Bills boomeranged between the Iowa Senate and Iowa House throughout the final weeks of the 2026 session as legislators added tweaks, or sometimes full rewrites, to bills that had passed the opposite chamber. The amendments set up a flurry of procedural jargon in debate as senators and representatives “concurred,” “refused to concur,” “receded,” and “insisted,” occasionally tripping up the House speaker or Senate president on a given day.
The wordsmithing concluded when the session ended for good on May 3. Here is an evaluation of whether the fine-tuning got the Legislature to a better place on five bills that passed ― and one that didn’t ― in the final few days of debate.
Three-strikes law: An unnecessary bill was, at least, moderated
The first version of House File 2542 would have set an uncompromising standard for how repeat criminal offenders are sentenced. That could have ballooned prison populations for the sake of, at best, marginal benefits to public safety. A Senate revision decreased the penalties significantly, producing a still-misguided but less-damaging bill. “Not as bad” can be a victory when evaluating new laws.
Vape tax: We needed a higher cigarette tax, too
Money from a new tax on vapor and nicotine alternative products in Senate File 2480 will help fund pediatric cancer research, which is welcome, as is discouraging vaping and related products. But it’s galling that lawmakers couldn’t bring themselves to tax cigarettes in the same way, as earlier proposals this year would have done. A win for lobbyists, a loss for Iowans.
Restrictions on the governor’s powers: House squelches a bad idea for the state budget
House File 2694 says that even during an emergency the governor may not regulate a place of worship or require businesses to close. Gov. Kim Reynolds did both briefly in 2020 because of COVID-19. The Iowa House refused to accept the Senate’s proposal for allowing state government to keep running even if legislators don’t send the governor a new annual budget. That was prudent, as there should be an incentive for the legislative and executive branches to reach agreement. But the overall bill would have been better served by requiring that emergency orders be ratified more often by legislative leaders, instead of codifying a failure of imagination (the idea that no possible future emergency could ever justify shutdown orders).
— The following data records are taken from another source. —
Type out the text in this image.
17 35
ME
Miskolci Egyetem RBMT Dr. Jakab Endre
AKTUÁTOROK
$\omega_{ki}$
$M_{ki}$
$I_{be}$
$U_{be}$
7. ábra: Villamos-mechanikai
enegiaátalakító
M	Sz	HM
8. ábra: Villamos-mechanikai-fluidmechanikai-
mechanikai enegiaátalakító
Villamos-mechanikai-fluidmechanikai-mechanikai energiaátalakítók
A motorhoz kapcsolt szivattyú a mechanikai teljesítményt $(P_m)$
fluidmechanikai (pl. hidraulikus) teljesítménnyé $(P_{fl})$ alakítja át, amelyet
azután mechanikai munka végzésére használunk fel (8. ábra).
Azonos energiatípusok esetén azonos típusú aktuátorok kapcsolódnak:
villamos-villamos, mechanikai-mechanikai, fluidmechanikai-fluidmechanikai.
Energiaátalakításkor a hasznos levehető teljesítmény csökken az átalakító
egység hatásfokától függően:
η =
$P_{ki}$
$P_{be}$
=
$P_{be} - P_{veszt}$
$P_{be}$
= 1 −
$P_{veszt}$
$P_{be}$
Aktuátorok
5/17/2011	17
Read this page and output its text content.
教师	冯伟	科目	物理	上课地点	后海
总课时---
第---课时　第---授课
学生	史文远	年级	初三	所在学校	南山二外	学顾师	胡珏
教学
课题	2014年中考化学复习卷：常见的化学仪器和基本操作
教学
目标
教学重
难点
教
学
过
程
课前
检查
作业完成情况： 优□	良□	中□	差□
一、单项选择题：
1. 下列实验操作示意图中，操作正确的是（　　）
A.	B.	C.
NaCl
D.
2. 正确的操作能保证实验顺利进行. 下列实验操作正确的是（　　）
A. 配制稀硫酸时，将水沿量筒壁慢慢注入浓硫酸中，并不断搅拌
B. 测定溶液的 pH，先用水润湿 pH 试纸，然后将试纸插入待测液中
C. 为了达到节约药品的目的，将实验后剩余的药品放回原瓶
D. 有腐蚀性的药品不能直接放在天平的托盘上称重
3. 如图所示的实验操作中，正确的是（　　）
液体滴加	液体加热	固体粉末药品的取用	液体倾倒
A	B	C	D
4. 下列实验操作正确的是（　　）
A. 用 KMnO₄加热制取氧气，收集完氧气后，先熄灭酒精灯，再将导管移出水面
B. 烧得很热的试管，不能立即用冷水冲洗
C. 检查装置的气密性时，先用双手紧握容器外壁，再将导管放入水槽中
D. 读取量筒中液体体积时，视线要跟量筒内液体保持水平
Charter school bill: Republicans sneak in a terrible expansion of oversight-free homeschooling
House File 2754 is mostly composed of Reynolds’ priorities to direct more public funding to charter schools and make other regulatory changes. While the editorial board isn’t fully supportive, those moves are mostly tolerable. But the House made the bill far worse by taking Iowa’s least accountable form of education, independent private instruction, and removing almost all of the few guardrails that existed, including the limit that such unmonitored homeschooling involve no more than four unrelated children. These provisions had been in their own bill that did not advance earlier in the session. It borders on incomprehensible that Iowa continues to bless no-check-ins-ever homeschooling after the horrifying abuse deaths of Sabrina Ray and Natalie Finn. There is tension between protecting freedom for parents and recognizing that that freedom can be appealing to abusers. State law should not resolve that tension with a blasé shrug.
License plate readers: Lawmakers’ good work goes to waste, for now
Senate File 2284 could have been one of the session’s high points for collaboration and thoughtful deliberation, as senators and representatives worked over four months to balance the usefulness to law enforcement of automated cameras that read license plates and the obvious privacy concerns the readers pose. Instead, the bill fell by the wayside after the Senate added some mostly cosmetic changes on April 30 to the House version. The House never took the bill back up in the final three days of the debate. Now lawmakers will have to start over in 2027.
Lowering flags: A victory for pique
Although Senate File 2430’s text didn’t change from Reynolds’ proposal to final passage, it still rates as the Legislature’s biggest waste of time this year. The law will allow the attorney general to sue if a local government ignores the governor’s proclamation to lower U.S. and Iowa flags to half-staff. A Johnson County supervisor saying he didn’t want to lower the flag after the 2025 political assassination of Charlie Kirk prompted the move. The only thing worse than the supervisor’s indiscreet choice is this petty bill, which should be Exhibit A for people wanting to argue the Legislature should have devoted time to their pet issue this year.
Lucas Grundmeier, on behalf of the Register’s editorial board
This editorial is the opinion of the Des Moines Register’s editorial board: Rachel Stassen-Berger, executive editor; Lucas Grundmeier, opinion editor; and Richard Doak and Rox Laird, editorial board members.